Poetry leads to the same place as all forms of eroticism - to the blending
of separate objects. It leads us to eternity, it leads us to death, and through death to
continuity. Poetry is eternity; the sun matched with the sea.
[From George Bataille's "Eroticism", translated by Mary Dalwood (London & New York:
Marion Boyars, 1962 )]
Why is the pottery of Noriko Pon so haunted by ghosts and evil spirits? Perhaps it is in her nature to be easily haunted. Having grown up in Hokkaido, the place where her pottery began, she was already well on her way to the land of the preternatural. So, maybe it is in her nature to feel attracted to the unknown and the unfamiliar.
The other formative influence on Noriko Pon was her initiation into pottery through the Miyano kiln of Moto Kato. The works in which Miyano kiln specializes - ceramic murals and monuments intended to compliment architectural or natural space - are communally created through a co-operative division of labour rather than by the more traditional apprenticeship methods followed by the other workshops in this area well-known for its pottery production. Through this influence, Noriko Pon feels strongly that her commissioned works ought to be an expression of the society and its members which influence it rather than the result of any one individual potter's technique. In this, Noriko Pon's motivation for finding expression through pottery separates her from many modern potters - an outlook of pottery made even more concrete for her through her encounter with Mexico.
Modern Japanese pottery has seen its status transformed from a craft intended primarily for functional and commercial use to that of an art form of its own. This modern rise in self-consciousness of an individual artist as potter matches the modern need for individual freedom of expression. From this period onwards Japanese ceramics diversified, each potter creating works expressive of these new ideas of "self", "self-consciousness", "individuality", and "freedom". Noriko Pon's position on this as expressed through her works, however, differs from that of many other modern potters. It is difficult to say of her work that it is the product of self-expression based on self-consciousness. Rather, her work, incited by ghosts and preternatural spirits, comes urgently as something which she cannot stop - is not allowed to stop! In tune to an other-worldly awe, her works do not release light. Instead, about them floats the shadow of death.
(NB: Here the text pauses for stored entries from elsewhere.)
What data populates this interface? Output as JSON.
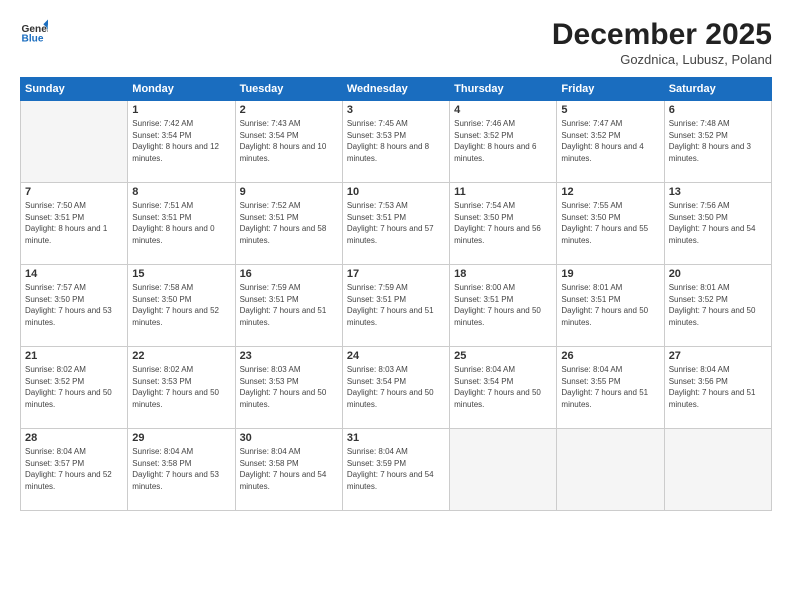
{
  "header": {
    "logo_line1": "General",
    "logo_line2": "Blue",
    "month": "December 2025",
    "location": "Gozdnica, Lubusz, Poland"
  },
  "weekdays": [
    "Sunday",
    "Monday",
    "Tuesday",
    "Wednesday",
    "Thursday",
    "Friday",
    "Saturday"
  ],
  "weeks": [
    [
      {
        "day": "",
        "empty": true
      },
      {
        "day": "1",
        "rise": "7:42 AM",
        "set": "3:54 PM",
        "daylight": "8 hours and 12 minutes."
      },
      {
        "day": "2",
        "rise": "7:43 AM",
        "set": "3:54 PM",
        "daylight": "8 hours and 10 minutes."
      },
      {
        "day": "3",
        "rise": "7:45 AM",
        "set": "3:53 PM",
        "daylight": "8 hours and 8 minutes."
      },
      {
        "day": "4",
        "rise": "7:46 AM",
        "set": "3:52 PM",
        "daylight": "8 hours and 6 minutes."
      },
      {
        "day": "5",
        "rise": "7:47 AM",
        "set": "3:52 PM",
        "daylight": "8 hours and 4 minutes."
      },
      {
        "day": "6",
        "rise": "7:48 AM",
        "set": "3:52 PM",
        "daylight": "8 hours and 3 minutes."
      }
    ],
    [
      {
        "day": "7",
        "rise": "7:50 AM",
        "set": "3:51 PM",
        "daylight": "8 hours and 1 minute."
      },
      {
        "day": "8",
        "rise": "7:51 AM",
        "set": "3:51 PM",
        "daylight": "8 hours and 0 minutes."
      },
      {
        "day": "9",
        "rise": "7:52 AM",
        "set": "3:51 PM",
        "daylight": "7 hours and 58 minutes."
      },
      {
        "day": "10",
        "rise": "7:53 AM",
        "set": "3:51 PM",
        "daylight": "7 hours and 57 minutes."
      },
      {
        "day": "11",
        "rise": "7:54 AM",
        "set": "3:50 PM",
        "daylight": "7 hours and 56 minutes."
      },
      {
        "day": "12",
        "rise": "7:55 AM",
        "set": "3:50 PM",
        "daylight": "7 hours and 55 minutes."
      },
      {
        "day": "13",
        "rise": "7:56 AM",
        "set": "3:50 PM",
        "daylight": "7 hours and 54 minutes."
      }
    ],
    [
      {
        "day": "14",
        "rise": "7:57 AM",
        "set": "3:50 PM",
        "daylight": "7 hours and 53 minutes."
      },
      {
        "day": "15",
        "rise": "7:58 AM",
        "set": "3:50 PM",
        "daylight": "7 hours and 52 minutes."
      },
      {
        "day": "16",
        "rise": "7:59 AM",
        "set": "3:51 PM",
        "daylight": "7 hours and 51 minutes."
      },
      {
        "day": "17",
        "rise": "7:59 AM",
        "set": "3:51 PM",
        "daylight": "7 hours and 51 minutes."
      },
      {
        "day": "18",
        "rise": "8:00 AM",
        "set": "3:51 PM",
        "daylight": "7 hours and 50 minutes."
      },
      {
        "day": "19",
        "rise": "8:01 AM",
        "set": "3:51 PM",
        "daylight": "7 hours and 50 minutes."
      },
      {
        "day": "20",
        "rise": "8:01 AM",
        "set": "3:52 PM",
        "daylight": "7 hours and 50 minutes."
      }
    ],
    [
      {
        "day": "21",
        "rise": "8:02 AM",
        "set": "3:52 PM",
        "daylight": "7 hours and 50 minutes."
      },
      {
        "day": "22",
        "rise": "8:02 AM",
        "set": "3:53 PM",
        "daylight": "7 hours and 50 minutes."
      },
      {
        "day": "23",
        "rise": "8:03 AM",
        "set": "3:53 PM",
        "daylight": "7 hours and 50 minutes."
      },
      {
        "day": "24",
        "rise": "8:03 AM",
        "set": "3:54 PM",
        "daylight": "7 hours and 50 minutes."
      },
      {
        "day": "25",
        "rise": "8:04 AM",
        "set": "3:54 PM",
        "daylight": "7 hours and 50 minutes."
      },
      {
        "day": "26",
        "rise": "8:04 AM",
        "set": "3:55 PM",
        "daylight": "7 hours and 51 minutes."
      },
      {
        "day": "27",
        "rise": "8:04 AM",
        "set": "3:56 PM",
        "daylight": "7 hours and 51 minutes."
      }
    ],
    [
      {
        "day": "28",
        "rise": "8:04 AM",
        "set": "3:57 PM",
        "daylight": "7 hours and 52 minutes."
      },
      {
        "day": "29",
        "rise": "8:04 AM",
        "set": "3:58 PM",
        "daylight": "7 hours and 53 minutes."
      },
      {
        "day": "30",
        "rise": "8:04 AM",
        "set": "3:58 PM",
        "daylight": "7 hours and 54 minutes."
      },
      {
        "day": "31",
        "rise": "8:04 AM",
        "set": "3:59 PM",
        "daylight": "7 hours and 54 minutes."
      },
      {
        "day": "",
        "empty": true
      },
      {
        "day": "",
        "empty": true
      },
      {
        "day": "",
        "empty": true
      }
    ]
  ]
}
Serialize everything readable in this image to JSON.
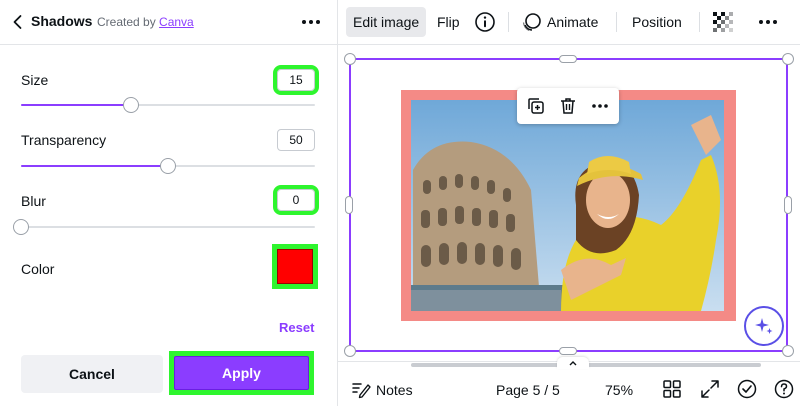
{
  "panel": {
    "title": "Shadows",
    "created_by_prefix": "Created by",
    "created_by_link": "Canva",
    "controls": {
      "size": {
        "label": "Size",
        "value": "15",
        "slider_fraction": 0.375
      },
      "transparency": {
        "label": "Transparency",
        "value": "50",
        "slider_fraction": 0.5
      },
      "blur": {
        "label": "Blur",
        "value": "0",
        "slider_fraction": 0.0
      },
      "color": {
        "label": "Color",
        "value_hex": "#ff0000"
      }
    },
    "reset_label": "Reset",
    "cancel_label": "Cancel",
    "apply_label": "Apply"
  },
  "toolbar": {
    "edit_image_label": "Edit image",
    "flip_label": "Flip",
    "animate_label": "Animate",
    "position_label": "Position"
  },
  "bottom_bar": {
    "notes_label": "Notes",
    "page_indicator": "Page 5 / 5",
    "zoom": "75%"
  },
  "colors": {
    "accent": "#8b3dff",
    "highlight": "#2ef52e",
    "frame": "#f48a86",
    "shadow_color": "#ff0000"
  },
  "icons": [
    "back-chevron-icon",
    "more-dots-icon",
    "info-icon",
    "animate-icon",
    "transparency-checker-icon",
    "duplicate-icon",
    "trash-icon",
    "sparkle-icon",
    "notes-icon",
    "grid-view-icon",
    "fullscreen-icon",
    "check-circle-icon",
    "help-icon",
    "chevron-up-icon"
  ]
}
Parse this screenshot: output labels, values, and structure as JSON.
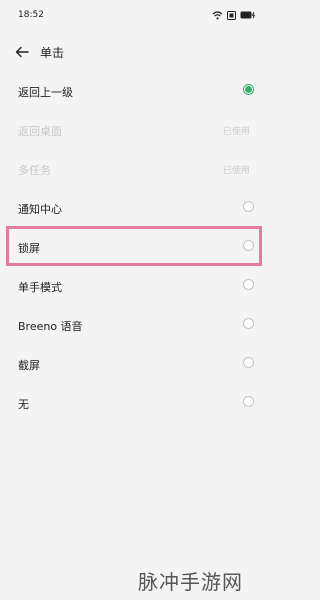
{
  "status_bar": {
    "time": "18:52",
    "icons": [
      "wifi-icon",
      "sim-icon",
      "battery-charging-icon"
    ]
  },
  "header": {
    "back_icon": "arrow-left-icon",
    "title": "单击"
  },
  "options": [
    {
      "label": "返回上一级",
      "status": "",
      "selected": true,
      "disabled": false
    },
    {
      "label": "返回桌面",
      "status": "已使用",
      "selected": false,
      "disabled": true
    },
    {
      "label": "多任务",
      "status": "已使用",
      "selected": false,
      "disabled": true
    },
    {
      "label": "通知中心",
      "status": "",
      "selected": false,
      "disabled": false
    },
    {
      "label": "锁屏",
      "status": "",
      "selected": false,
      "disabled": false
    },
    {
      "label": "单手模式",
      "status": "",
      "selected": false,
      "disabled": false
    },
    {
      "label": "Breeno 语音",
      "status": "",
      "selected": false,
      "disabled": false
    },
    {
      "label": "截屏",
      "status": "",
      "selected": false,
      "disabled": false
    },
    {
      "label": "无",
      "status": "",
      "selected": false,
      "disabled": false
    }
  ],
  "colors": {
    "accent": "#2fb36a",
    "highlight": "#e07da0",
    "background": "#f4f4f4"
  },
  "watermark": "脉冲手游网"
}
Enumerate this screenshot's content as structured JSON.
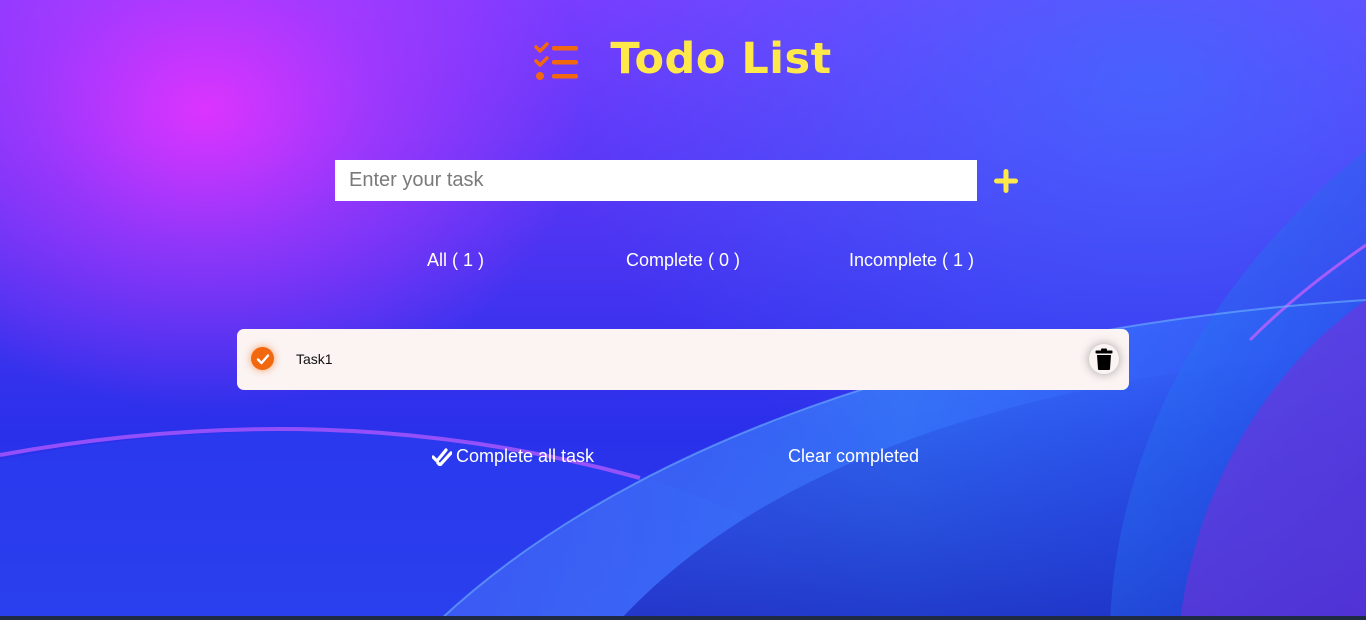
{
  "header": {
    "title": "Todo List",
    "icon": "checklist-icon",
    "title_color": "#ffe94a",
    "icon_color": "#f2680f"
  },
  "input": {
    "placeholder": "Enter your task",
    "value": "",
    "add_icon": "plus-icon"
  },
  "tabs": [
    {
      "label": "All ( 1 )"
    },
    {
      "label": "Complete ( 0 )"
    },
    {
      "label": "Incomplete ( 1 )"
    }
  ],
  "tasks": [
    {
      "text": "Task1",
      "check_icon": "check-circle-icon",
      "delete_icon": "trash-icon"
    }
  ],
  "footer": {
    "complete_all_label": "Complete all task",
    "complete_all_icon": "double-check-icon",
    "clear_completed_label": "Clear completed"
  }
}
A common topic heard these days is health. When economic growth is at a stand-still, or as society becomes more and more complex, some sort of centre to everything around us seems impossible to find. Even with so-called computerized advancements, it is hard to foresee a bright and progressive future. Within that there now appears a desire to return to nature and become one with it. And this desire has appeared in pottery too. But death too is a part of life. Life and death are opposing concepts, and any artistic expression of life that avoids death is not real. Likewise, our modern-day preoccupation with health focuses only on life's more palatable aspects while ignoring completely anything having to do with death.
For Noriko Pon, "healing" is something given by the gods, spirits, and ghosts that dwell in Mexican nature, like the wind sent by Mixteca ancestors and the Sapoteca gods of protection. Their religious beliefs, like those also found among the Ainu and other folk people, hold that within the flora and fauna of the forest live ancestral spirits and gods of protection, which unite the other-world, the dark, and death. Thus, gods and spirits have a dual purpose. On the one hand, they bring suffering, fear and destruction to humans; on the other, they bring growth and blessings. The intermediary between man and these gods and spirits is the shaman (or shamaness). And Noriko Pon, through her work, acts as such a shamaness, communicating us with the spiritual worlds.
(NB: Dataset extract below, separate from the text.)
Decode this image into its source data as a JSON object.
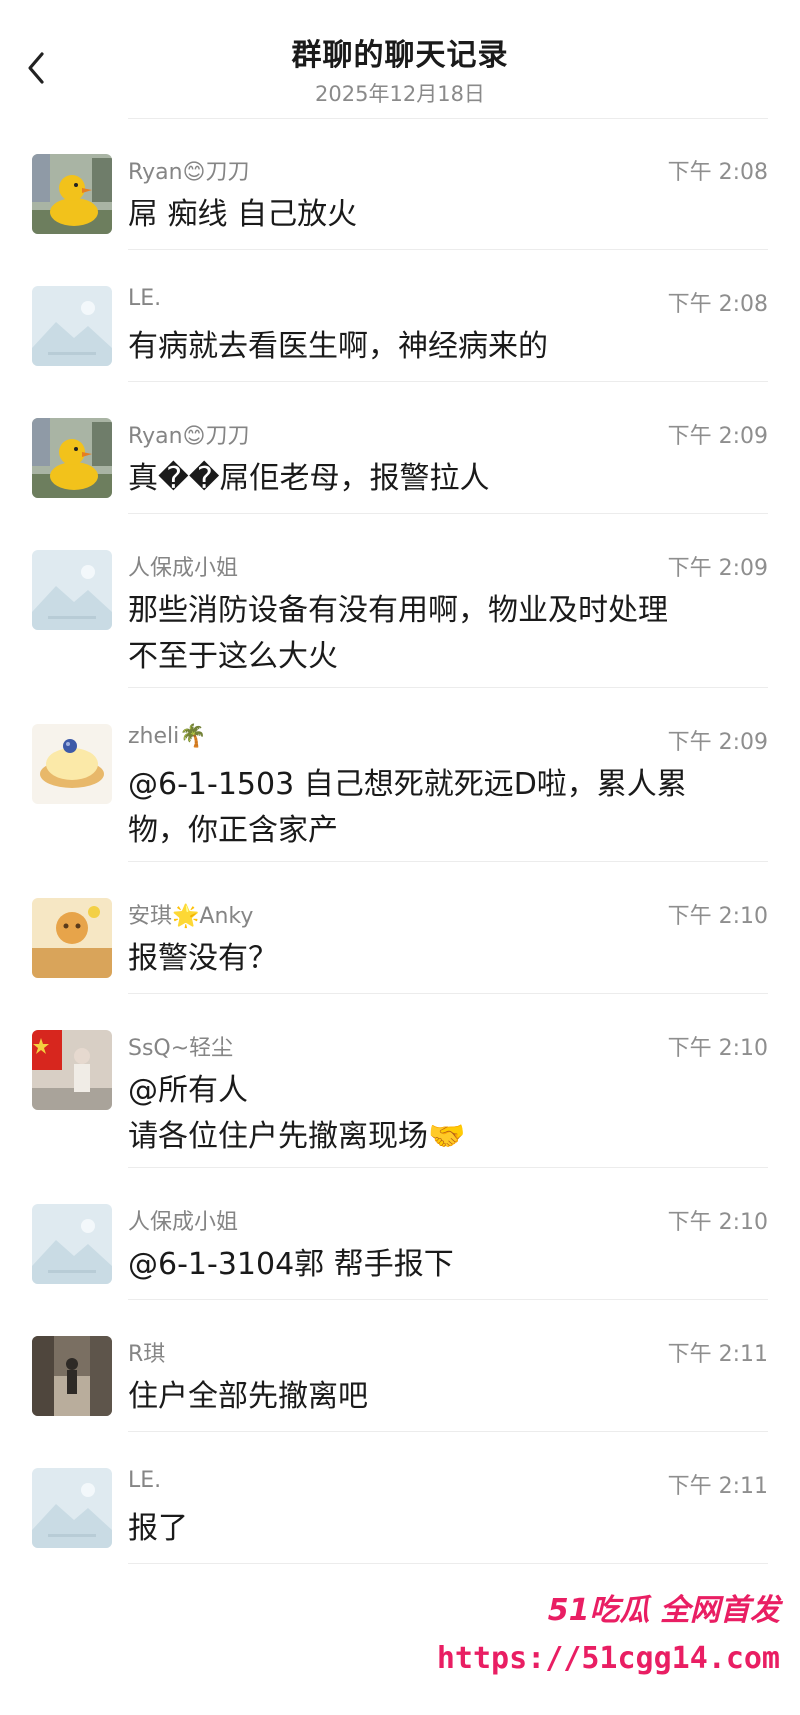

Noriko Pon's creations do not aim to please. For example, anyone looking at one
of her animal pieces will not gush about how cute they are. Indeed, as Taro Okamoto
states in his "Today's Art", great art does not aim to please but rather
to stir-up and unsettle the observer. People looking at Noriko's representations
of "Spirit hell", "Evil sprites", "Devils", "Marsh
and gloom" (all, titles of her own making) will feel confused and threatened.
But, if the observer perseveres in their attention and comes to understand the
intent of the piece, amidst that tension will also arise a powerful feeling of
joy. And surely that is the healing power of art.
Still, are individual expression and freedom of expression transcendental realities? Modern pottery seems to be defined by these two criteria. One's difference from others - that seems to be the condition to individuality. However, in today's consumption-oriented society, the constant need to be so-called different becomes merely a reaction to others, with the resulting work being only a symbol rather than having intrinsic meaning of its own. Perhaps this is why health is such a theme of our times. People want certainty, both in the things around them and in their own existence. To achieve that, though, what is needed is to direct our attention to the mysteries which lurk beneath human life and give support to our society.
As our spiritual medium, Noriko Pon wafts to us here in Japan a Misteca wind from Mexico, thereby undeniably granting us new hope and vitality.